As origens do nosso verso popular


II




 “Quando um homem de nosso tempo é extravagante a ponto de desejar familiarizar-se, tanto emocionalmente como intelectualmente, com uma época tão fora de moda como o séc. XII, poderá tentar consegui-lo de diversas maneiras”, escreve Mestre Ezra Pound no seu referido ensaio. As maneiras sugeridas pelo mestre são basicamente três: ler as próprias canções nos livros antigos ou pergaminhos cobertos de iluminuras; tentar ouvir os versos acompanhados de música; e ainda, percorrer em pesquisa as estradas das colinas e dos rios da região de Provença. Como nosso objetivo é outro, iremos aproveitar, no possível, sugestões dos mestres anteriores em relação ao método.

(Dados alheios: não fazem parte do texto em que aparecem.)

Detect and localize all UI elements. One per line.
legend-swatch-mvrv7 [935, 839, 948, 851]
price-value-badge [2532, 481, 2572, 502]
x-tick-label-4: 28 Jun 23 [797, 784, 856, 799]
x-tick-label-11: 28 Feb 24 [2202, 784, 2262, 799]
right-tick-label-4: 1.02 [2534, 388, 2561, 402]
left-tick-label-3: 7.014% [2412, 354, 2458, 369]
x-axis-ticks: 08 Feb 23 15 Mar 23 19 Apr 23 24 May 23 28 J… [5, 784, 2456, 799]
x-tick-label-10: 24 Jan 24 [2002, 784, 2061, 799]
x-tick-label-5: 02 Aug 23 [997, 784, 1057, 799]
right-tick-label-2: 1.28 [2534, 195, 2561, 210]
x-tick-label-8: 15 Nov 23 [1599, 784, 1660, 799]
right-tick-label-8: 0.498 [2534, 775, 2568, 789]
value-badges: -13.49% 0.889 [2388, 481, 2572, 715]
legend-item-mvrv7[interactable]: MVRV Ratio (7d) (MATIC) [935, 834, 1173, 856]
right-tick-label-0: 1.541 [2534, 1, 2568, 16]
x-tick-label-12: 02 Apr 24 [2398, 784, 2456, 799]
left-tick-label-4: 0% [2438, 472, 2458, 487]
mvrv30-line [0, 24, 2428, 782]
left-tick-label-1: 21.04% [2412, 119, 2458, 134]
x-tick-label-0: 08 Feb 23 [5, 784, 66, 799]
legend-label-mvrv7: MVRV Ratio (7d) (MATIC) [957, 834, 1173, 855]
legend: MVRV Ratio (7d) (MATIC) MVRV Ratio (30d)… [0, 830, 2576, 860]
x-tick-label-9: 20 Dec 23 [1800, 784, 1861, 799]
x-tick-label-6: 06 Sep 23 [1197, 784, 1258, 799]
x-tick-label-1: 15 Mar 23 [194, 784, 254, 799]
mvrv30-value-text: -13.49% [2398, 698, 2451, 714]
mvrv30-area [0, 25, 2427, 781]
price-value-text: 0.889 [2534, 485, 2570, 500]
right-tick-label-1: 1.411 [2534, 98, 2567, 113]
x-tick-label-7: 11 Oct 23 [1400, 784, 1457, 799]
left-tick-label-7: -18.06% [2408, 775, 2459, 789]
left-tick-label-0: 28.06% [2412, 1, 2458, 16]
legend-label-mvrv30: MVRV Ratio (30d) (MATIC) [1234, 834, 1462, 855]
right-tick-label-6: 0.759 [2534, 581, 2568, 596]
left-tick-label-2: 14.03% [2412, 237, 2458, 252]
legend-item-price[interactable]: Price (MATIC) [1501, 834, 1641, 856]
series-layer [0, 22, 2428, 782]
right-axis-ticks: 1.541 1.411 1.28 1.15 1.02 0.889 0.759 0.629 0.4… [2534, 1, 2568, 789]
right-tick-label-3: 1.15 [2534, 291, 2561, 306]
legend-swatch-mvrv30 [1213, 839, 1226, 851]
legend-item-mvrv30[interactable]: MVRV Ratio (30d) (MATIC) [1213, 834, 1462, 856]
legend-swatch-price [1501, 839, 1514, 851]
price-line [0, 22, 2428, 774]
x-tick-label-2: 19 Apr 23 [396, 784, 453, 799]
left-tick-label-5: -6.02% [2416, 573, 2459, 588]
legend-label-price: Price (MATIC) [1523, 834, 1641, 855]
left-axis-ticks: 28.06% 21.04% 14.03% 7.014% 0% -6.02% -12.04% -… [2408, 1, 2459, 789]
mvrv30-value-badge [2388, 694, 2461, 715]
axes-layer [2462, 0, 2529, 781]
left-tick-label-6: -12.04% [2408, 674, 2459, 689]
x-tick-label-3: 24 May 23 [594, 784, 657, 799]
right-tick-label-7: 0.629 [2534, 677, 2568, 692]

                As trovas não têm fim.

                Da região de Provença foram para Espanha e de lá para a Galícia. Nosso segundo guia é o Roteiro Literário de Portugal e do Brasil, Vol. I, dos mestres Álvaro Lins e Aurélio Buarque de Hollanda, que nos traz uma antologia desde o português arcaico ao contemporâneo. Estamos então no ano de 1189 com a Cantiga D’amor de Pai Soares de Taveirós, considerado por muitos a mais antiga em nossa língua:

CANTIGA D’AMOR


                Como morreu quen nunca bem
                ouve da ren que mais amou
e quen viu quanto reçeou
d’ela e foi morto por en,
Ay, mha senhor, assi moyr’eu!

Como morreu quen foy amar
quen lhe nunca quis ben fazer,
e de que(n) lhe fez Deos ueer
de que foy morto com pesar,
Ay, mha senhor, assi moyr’eu!

Com’ ome que ensandeceu,
senhor, cõ gran pesar que uiu,
e nõ foy ledo, nen dormiu
depois, mha senhor, e  morreu,
Ay, mha senhor, assi moyr’eu!

Como morreu quen amou tal
dona que lhe nunca fez bem
e quen a uiu leuar a quen
a nõ ualia, nen a ual,
Ay, mha senhor, assi moyr’eu!
               
                “Como morreu quem nunca bem/ ouve da pessoa a quem amou”, cantou um dos primeiros poetas na infância de nossa língua. Interessante perceber que os versos não são em redondilha maior, como a maioria dos versos populares de hoje; são oito sílabas sonoras (octassílabos); dispostos em quadras com um estribilho ou refrão como é usual no versejar popular de hoje.  A deixarei assim, em forma arcaica, por não ser objetivo dessa postagem o excessivo número de notas para entendê-la na íntegra. As cantigas de amor galego-portuguesa floresceram no séc. XIII ao XV. Vieram as barcarolas, as baladas, as cantigas de amigo e maldizer... O português nasce cantando trovas, talvez por isso, até hoje somos de certa forma trovadores. Podemos sentir a evolução da língua e de sua melodia lendo outra cantiga, agora de Joam Rodrigues de Castelo Branco (séc. XV?), que possivelmente frequentou a corte de D. João II como pensa o estudioso J. J. Nunes:


CANTIGA SUA PARTINDOSSE


                Senhora, parten tã tristes
                meus olhos por vos, meu bẽ,
                que nῦca tam tristes vistes
                outros nenhῦs por ninguém.

                Tam tristes, tam saudosos,
                tam doentes da partyda,
                tam canssados, tã chorosos,
                da morte mays desejosos
çem myl vezes que da vida.
Partem tam tristes os tristes,
tam fora desperar bem,
que nῦca tam trystes vistes
outros nenhῦs por ninguém.


                Nessa linda cantiga o português ainda é arcaico; a redondilha maior já predomina; e podemos entendê-lo sem muito problema. Percebemos o lirismo português em toda sua graciosidade. Creio que na rede temos versões dessa e da outra cantiga em ortografia contemporânea para o leitor mais curioso.

                Vai o séc. XV e entra o próximo, poderemos falar do Brasil em outra postagem.